NYCHA Is Still Failing To Keep Criminals Out Of Public Housing, Report Says
NEW YORK (CBSNewYork) -- The New York City Department of Investigation said in a new report Tuesday that despite being told by the NYPD, the city's Housing Authority continues to allow violent criminals and gang members to live in public housing.
NYCHA has the power to bar or evict criminal offenders from public housing.
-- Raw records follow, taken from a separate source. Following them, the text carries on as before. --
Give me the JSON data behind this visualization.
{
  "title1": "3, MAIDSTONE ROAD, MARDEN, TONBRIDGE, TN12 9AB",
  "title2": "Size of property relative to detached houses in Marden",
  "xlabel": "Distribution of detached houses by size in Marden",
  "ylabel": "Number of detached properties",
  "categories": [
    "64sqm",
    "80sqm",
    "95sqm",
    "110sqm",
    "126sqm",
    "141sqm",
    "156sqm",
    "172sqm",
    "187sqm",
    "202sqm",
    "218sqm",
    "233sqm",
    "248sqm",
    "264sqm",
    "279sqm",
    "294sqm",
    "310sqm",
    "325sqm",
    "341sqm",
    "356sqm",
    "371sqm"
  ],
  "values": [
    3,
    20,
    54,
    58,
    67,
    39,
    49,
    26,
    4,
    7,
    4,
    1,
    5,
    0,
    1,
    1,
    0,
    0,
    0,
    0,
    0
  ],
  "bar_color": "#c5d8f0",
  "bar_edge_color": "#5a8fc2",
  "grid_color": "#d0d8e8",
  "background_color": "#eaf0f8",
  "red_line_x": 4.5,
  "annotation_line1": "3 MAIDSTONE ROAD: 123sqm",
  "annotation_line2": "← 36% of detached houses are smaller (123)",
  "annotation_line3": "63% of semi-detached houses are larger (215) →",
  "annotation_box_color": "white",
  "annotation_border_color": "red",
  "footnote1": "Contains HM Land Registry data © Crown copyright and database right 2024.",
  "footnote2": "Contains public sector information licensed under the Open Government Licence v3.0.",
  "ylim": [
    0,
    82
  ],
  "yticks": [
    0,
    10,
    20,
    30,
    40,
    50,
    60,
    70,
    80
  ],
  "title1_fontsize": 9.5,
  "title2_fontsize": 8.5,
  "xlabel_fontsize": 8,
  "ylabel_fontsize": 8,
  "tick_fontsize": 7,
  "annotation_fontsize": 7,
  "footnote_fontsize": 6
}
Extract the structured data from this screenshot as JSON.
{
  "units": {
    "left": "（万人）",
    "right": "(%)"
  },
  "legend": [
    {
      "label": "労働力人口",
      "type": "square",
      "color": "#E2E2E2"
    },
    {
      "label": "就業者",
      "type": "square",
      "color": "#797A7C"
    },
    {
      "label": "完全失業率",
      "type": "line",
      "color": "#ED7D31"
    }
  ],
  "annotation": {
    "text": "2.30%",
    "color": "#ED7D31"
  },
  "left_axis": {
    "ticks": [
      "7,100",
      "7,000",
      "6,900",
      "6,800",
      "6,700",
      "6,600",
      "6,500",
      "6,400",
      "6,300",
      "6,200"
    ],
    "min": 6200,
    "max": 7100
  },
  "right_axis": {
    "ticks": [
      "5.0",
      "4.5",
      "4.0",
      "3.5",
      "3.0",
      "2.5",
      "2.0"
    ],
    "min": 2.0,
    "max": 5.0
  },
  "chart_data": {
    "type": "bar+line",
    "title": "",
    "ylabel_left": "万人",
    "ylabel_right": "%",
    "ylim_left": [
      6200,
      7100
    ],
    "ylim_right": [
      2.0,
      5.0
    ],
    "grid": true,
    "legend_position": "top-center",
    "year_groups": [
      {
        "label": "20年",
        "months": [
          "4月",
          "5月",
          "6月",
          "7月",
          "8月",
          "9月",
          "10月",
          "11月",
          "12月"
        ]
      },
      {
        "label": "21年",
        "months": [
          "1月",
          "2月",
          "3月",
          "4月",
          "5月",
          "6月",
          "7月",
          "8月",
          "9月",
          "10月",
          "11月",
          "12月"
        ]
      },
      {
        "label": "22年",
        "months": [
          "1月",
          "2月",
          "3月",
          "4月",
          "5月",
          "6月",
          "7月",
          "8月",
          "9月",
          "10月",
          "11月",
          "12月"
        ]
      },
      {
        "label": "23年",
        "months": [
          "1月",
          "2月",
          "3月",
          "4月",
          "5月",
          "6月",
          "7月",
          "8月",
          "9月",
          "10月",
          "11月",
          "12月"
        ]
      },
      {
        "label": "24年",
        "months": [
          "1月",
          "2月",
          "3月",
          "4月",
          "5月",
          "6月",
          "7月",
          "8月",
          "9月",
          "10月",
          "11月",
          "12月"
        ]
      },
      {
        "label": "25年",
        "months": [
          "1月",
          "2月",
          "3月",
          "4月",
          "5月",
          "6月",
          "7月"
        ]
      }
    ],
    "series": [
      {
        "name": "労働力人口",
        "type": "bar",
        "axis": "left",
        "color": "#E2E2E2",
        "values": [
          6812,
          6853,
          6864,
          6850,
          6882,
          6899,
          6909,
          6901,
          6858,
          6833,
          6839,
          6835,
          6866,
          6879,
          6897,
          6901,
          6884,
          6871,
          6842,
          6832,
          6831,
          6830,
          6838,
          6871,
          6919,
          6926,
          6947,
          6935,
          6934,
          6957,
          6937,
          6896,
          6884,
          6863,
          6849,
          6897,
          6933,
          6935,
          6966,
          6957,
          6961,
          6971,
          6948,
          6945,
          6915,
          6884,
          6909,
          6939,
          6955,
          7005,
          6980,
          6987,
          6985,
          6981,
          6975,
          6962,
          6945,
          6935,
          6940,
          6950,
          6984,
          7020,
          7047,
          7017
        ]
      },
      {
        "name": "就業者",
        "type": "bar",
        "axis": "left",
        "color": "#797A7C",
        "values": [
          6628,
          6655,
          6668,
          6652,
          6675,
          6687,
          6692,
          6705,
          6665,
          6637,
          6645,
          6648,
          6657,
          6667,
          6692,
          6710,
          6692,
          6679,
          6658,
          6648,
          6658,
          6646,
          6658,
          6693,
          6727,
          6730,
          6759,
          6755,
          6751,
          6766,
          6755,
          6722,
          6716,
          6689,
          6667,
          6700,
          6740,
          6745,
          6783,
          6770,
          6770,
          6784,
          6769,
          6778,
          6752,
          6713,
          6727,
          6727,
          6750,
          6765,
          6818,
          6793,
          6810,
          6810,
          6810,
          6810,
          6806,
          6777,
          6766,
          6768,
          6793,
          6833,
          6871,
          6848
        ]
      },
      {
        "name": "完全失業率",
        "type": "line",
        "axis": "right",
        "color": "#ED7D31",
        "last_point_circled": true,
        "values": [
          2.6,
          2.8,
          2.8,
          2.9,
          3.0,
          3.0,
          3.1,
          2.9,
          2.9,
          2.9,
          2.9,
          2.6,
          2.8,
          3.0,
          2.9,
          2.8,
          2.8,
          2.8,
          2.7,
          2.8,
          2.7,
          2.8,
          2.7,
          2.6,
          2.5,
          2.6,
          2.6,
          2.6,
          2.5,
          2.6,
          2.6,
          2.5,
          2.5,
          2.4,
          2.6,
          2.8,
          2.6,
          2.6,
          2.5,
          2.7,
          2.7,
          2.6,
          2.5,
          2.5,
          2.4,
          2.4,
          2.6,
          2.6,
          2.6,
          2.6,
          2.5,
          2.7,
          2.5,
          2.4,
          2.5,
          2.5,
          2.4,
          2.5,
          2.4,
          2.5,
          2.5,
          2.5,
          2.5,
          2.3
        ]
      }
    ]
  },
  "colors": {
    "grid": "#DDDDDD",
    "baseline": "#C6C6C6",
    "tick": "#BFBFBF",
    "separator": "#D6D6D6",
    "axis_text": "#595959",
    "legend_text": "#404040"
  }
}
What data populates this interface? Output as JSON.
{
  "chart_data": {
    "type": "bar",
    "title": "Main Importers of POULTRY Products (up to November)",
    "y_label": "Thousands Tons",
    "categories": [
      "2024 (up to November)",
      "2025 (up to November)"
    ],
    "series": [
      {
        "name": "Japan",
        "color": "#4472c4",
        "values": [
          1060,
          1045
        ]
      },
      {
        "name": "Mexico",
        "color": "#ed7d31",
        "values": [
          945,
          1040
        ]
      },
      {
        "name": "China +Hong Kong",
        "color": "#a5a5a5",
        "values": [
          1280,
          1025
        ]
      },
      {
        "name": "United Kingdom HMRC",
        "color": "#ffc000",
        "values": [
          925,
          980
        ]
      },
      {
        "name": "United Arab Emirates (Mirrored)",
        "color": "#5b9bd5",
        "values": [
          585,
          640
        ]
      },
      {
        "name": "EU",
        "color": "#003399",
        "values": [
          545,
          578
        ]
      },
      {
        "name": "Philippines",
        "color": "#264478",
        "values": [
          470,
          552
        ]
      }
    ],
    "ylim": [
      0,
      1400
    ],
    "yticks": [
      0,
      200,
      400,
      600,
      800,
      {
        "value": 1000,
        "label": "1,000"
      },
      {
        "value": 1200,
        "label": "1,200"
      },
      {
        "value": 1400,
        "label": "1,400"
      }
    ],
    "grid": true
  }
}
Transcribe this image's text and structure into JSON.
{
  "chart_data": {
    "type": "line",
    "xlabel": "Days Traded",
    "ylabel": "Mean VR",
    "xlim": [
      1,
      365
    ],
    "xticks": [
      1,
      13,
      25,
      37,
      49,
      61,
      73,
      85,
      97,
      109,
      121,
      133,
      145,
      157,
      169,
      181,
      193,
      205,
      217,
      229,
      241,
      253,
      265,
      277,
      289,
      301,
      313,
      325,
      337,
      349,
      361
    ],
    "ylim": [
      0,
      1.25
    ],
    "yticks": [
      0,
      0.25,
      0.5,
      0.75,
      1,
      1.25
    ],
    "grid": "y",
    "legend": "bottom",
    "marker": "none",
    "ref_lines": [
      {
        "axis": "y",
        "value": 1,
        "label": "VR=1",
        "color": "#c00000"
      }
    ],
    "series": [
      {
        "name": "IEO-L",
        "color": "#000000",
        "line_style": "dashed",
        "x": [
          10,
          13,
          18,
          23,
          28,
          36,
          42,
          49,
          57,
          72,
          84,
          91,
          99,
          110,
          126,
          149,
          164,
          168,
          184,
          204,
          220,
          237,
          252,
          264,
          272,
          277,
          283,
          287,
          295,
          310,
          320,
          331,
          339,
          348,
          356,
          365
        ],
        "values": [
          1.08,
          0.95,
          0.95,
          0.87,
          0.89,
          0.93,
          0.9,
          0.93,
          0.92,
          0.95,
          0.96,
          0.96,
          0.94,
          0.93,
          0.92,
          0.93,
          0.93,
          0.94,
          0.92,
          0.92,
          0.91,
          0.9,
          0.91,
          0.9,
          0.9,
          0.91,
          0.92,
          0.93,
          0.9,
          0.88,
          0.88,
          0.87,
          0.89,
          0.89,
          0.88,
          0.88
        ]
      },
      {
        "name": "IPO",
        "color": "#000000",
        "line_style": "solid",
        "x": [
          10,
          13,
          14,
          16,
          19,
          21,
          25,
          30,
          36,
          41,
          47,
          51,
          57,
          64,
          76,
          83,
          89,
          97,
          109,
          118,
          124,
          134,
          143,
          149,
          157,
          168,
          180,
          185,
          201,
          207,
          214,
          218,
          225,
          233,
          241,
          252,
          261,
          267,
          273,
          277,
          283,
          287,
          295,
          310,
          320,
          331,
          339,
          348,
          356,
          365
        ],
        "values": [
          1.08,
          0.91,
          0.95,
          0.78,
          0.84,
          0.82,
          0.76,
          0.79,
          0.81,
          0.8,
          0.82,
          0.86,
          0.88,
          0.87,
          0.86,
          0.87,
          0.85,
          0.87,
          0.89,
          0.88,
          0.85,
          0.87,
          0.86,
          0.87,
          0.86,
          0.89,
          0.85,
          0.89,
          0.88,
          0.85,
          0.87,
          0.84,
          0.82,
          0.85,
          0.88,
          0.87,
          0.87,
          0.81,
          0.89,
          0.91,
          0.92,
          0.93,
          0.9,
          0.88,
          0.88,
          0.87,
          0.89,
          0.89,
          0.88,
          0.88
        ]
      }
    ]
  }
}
But in 2015, an investigation found that the NYPD had failed to report arrests of violent or criminal public housing residents to NYCHA, and also that NYCHA had failed to ensure criminal offenders were removed from public housing projects.
The new investigation set out to determine whether improvements and reforms had been made with regard to the situation since 2015. The report found that the NYPD is now much better at sharing information with NYCHA, but NYCHA is still dropping the ball, the DOI said.
The report said NYCHA is still failing to enforce its policies to remove criminal offenders and has even overlooked repeated violations of its policy requiring that they be removed.
DOI Commissioner Mark Peters told WCBS 880's Rich Lamb that some dangerous people have lived in public housing.
"People who have shot at police officers, people who have been registered sex offenders, people who have engaged in drug and narcotics trafficking" are among them, Peters said.
The new DOI report found that NYCHA settled only 32 percent of tenancy termination cases through permanent exclusion last year, and brought only 1 percent of cases for possible evictions – even though the DOI identified numerous public housing resident arrests for serious crimes.
The report also indicated that NYCHA is not taking strong enforcement actions when tenants come back into public housing projects despite being banned.
Further, NYCHA's system for protecting field investigators' safety is not adequate, the report said. Investigators do not have bulletproof vests or radios, and they are forbidden by NYCHA policy from carrying guns – even if they are retired police officers, the report said.